The call comes in a detailed report, which was presented by Compassion in World Farming (CIWF) held by the All Party Parliamentary Group on Agroecology.
The report argues for far-reaching changes to the UK's food system to address environmental and societal concerns.
In one section of the report, CIWF says that taxes on food should be designed to avoid having an unfair impact on poorer people.
"A tax-related price increase could, if poorly designed, place a greater burden on them than on wealthier consumers," say the report's authors.
"This can be avoided by subsidies on healthy food so that – and this is essential - the overall price of food does not increase; the price of some items will go up while the price of others will decrease."
CIWF suggests VAT could be increased on foods produced to lower environmental and welfare standards.
It says: "One way forward would be to reconsider the current VAT arrangements. At present, all meat, milk, eggs and ready meals are zero rated.
"This should be reviewed; only meat, milk and eggs produced to high environmental and animal welfare standards should be zero rated.
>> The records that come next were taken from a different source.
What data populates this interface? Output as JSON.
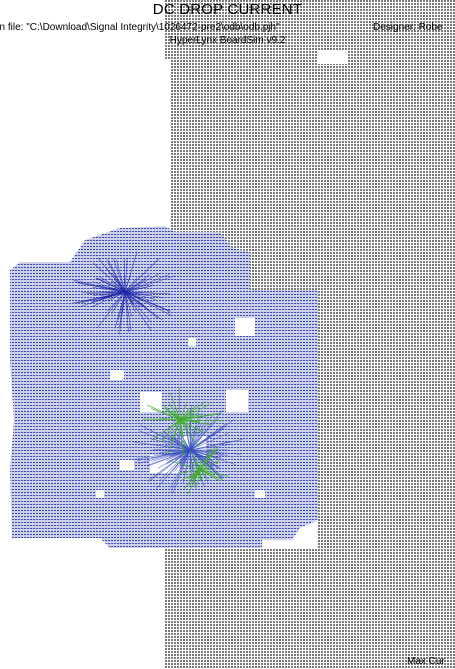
{
  "header": {
    "title": "DC DROP CURRENT",
    "design_file": "gn file: \"C:\\Download\\Signal Integrity\\1026472-pre2\\odb\\odb.pjh\"",
    "designer": "Designer: Robe",
    "tool": "HyperLynx BoardSim v9.2"
  },
  "footer": {
    "max_current": "Max Cur"
  },
  "colors": {
    "grid": "#6e6e6e",
    "current_low": "#1f2aa8",
    "current_mid": "#3b4fc2",
    "current_high": "#3fae2a",
    "background": "#ffffff"
  }
}
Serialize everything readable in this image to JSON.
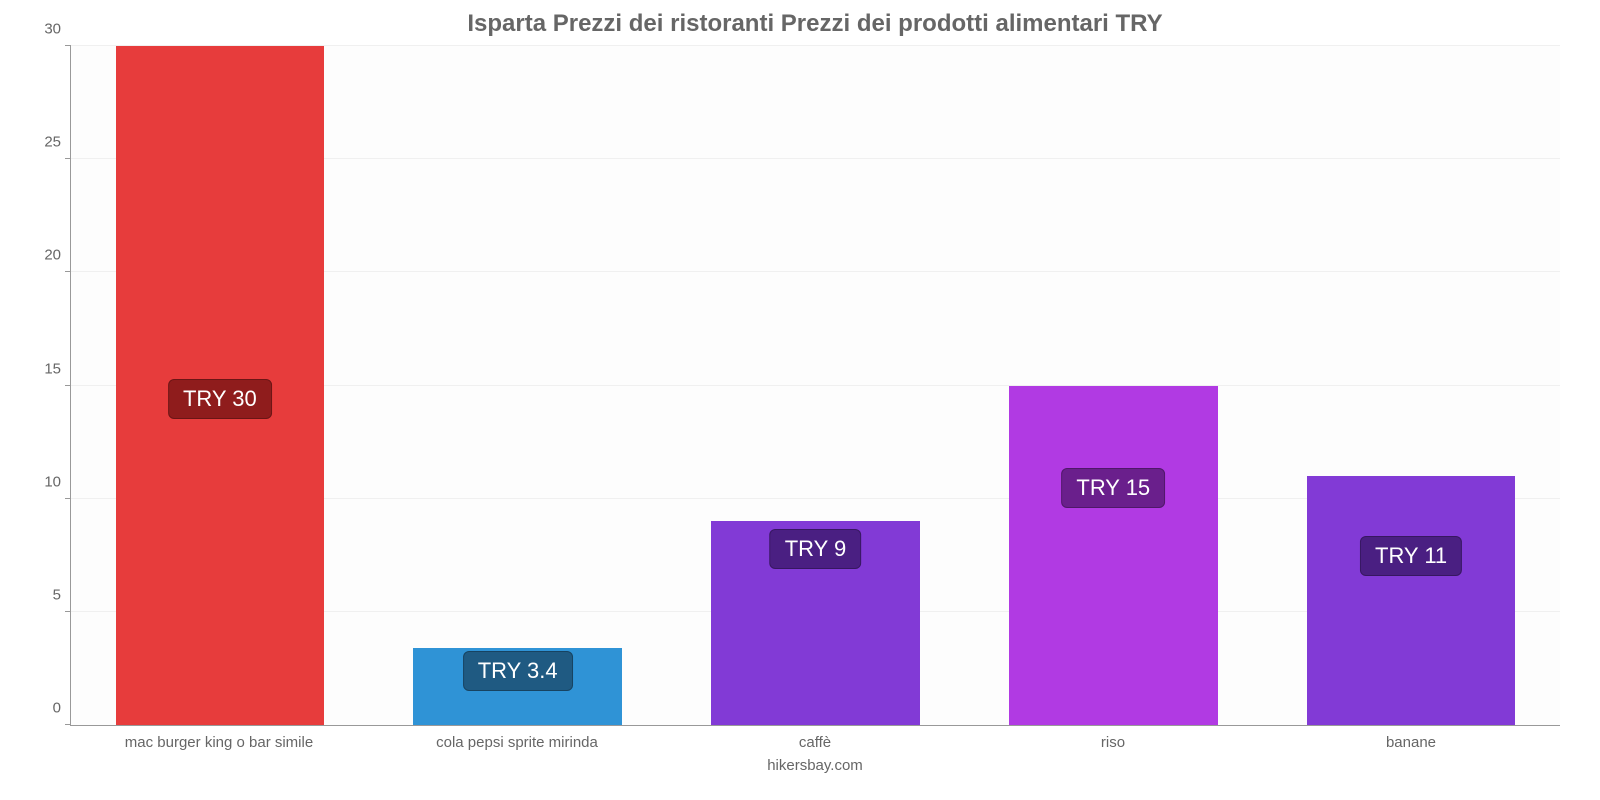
{
  "chart": {
    "type": "bar",
    "title": "Isparta Prezzi dei ristoranti Prezzi dei prodotti alimentari TRY",
    "title_fontsize": 24,
    "title_color": "#666666",
    "background_color": "#fdfdfd",
    "grid_color": "#f0f0f0",
    "axis_color": "#999999",
    "label_color": "#666666",
    "label_fontsize": 15,
    "badge_fontsize": 22,
    "ylim": [
      0,
      30
    ],
    "ytick_step": 5,
    "yticks": [
      0,
      5,
      10,
      15,
      20,
      25,
      30
    ],
    "bar_width": 0.7,
    "categories": [
      "mac burger king o bar simile",
      "cola pepsi sprite mirinda",
      "caffè",
      "riso",
      "banane"
    ],
    "values": [
      30,
      3.4,
      9,
      15,
      11
    ],
    "value_labels": [
      "TRY 30",
      "TRY 3.4",
      "TRY 9",
      "TRY 15",
      "TRY 11"
    ],
    "bar_colors": [
      "#e73c3c",
      "#2f93d6",
      "#823ad6",
      "#b13ae3",
      "#823ad6"
    ],
    "badge_colors": [
      "#8f1c1c",
      "#1f5a82",
      "#4a1f82",
      "#6a1f8c",
      "#4a1f82"
    ],
    "badge_offsets_pct": [
      45,
      5,
      23,
      32,
      22
    ],
    "credit": "hikersbay.com"
  }
}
"VAT at the standard rate should be applied to ready meals other than those that are only lightly processed.
"The VAT raised should be used to subsidise the cost of healthy foods," the report adds.
Government ministers have repeatedly insisted that they want to maintain animal welfare standards after the UK's exit from the EU.
This is despite he United States insisting that such standards must be lowered in order to secure a transatlantic trade agreement between the two countries.
During a speech at the Oxford Farming Conference in January, Defra Secretary Michael Gove again sought to assure his audience that the government would protect UK farming standards.
"If we are to maintain our own resilience and reputation for quality, that means we must maintain our own high environmental and animal welfare standards and not barter them away in pursuit of a necessarily short term trade-off."
'Global gold standard'
In its new report, CIWF says it welcomes the government's ambition to "set a global gold standard for animal welfare as we leave the EU."
The organisation says that the best free range systems have small flocks, low stocking density, mobile housing and plenty of trees and bushes.
"Skilful farmers running such systems can manage without beak trimming while achieving low mortality and good plumage scores," it says.
The report cites Maple Farm in Suffolk, which, it says, keeps its hens in flocks of around 300 birds.
"Very much smaller than most commercial flocks," it says. "The hens are stocked at less than 300 per hectare, which means they have much more space than most free range hens.
"The hens are kept in mobile sheds that are moved every three weeks; this makes for healthier birds.
"They have very good ranging behaviour, mainly due to breed selection and small flock size.
"The hens are not beak trimmed but there is very little feather pecking," the report says.
"These are what we need to aim for if we wish to achieve gold standard welfare. Defra should use subsidies and other mechanisms (e.g. tax breaks) to help farmers adopt such systems."
CIWF also calls in the report for labelling to be extended: "Consumer demand is being impeded by lack of clear information at point of sale as to how meat and dairy products have been produced.
"Since 2004 the law has required eggs and egg packs to be labelled as to farming method. This has been an important factor in the substantial shift away from cage eggs; 54 per cent of UK egg production is now free range."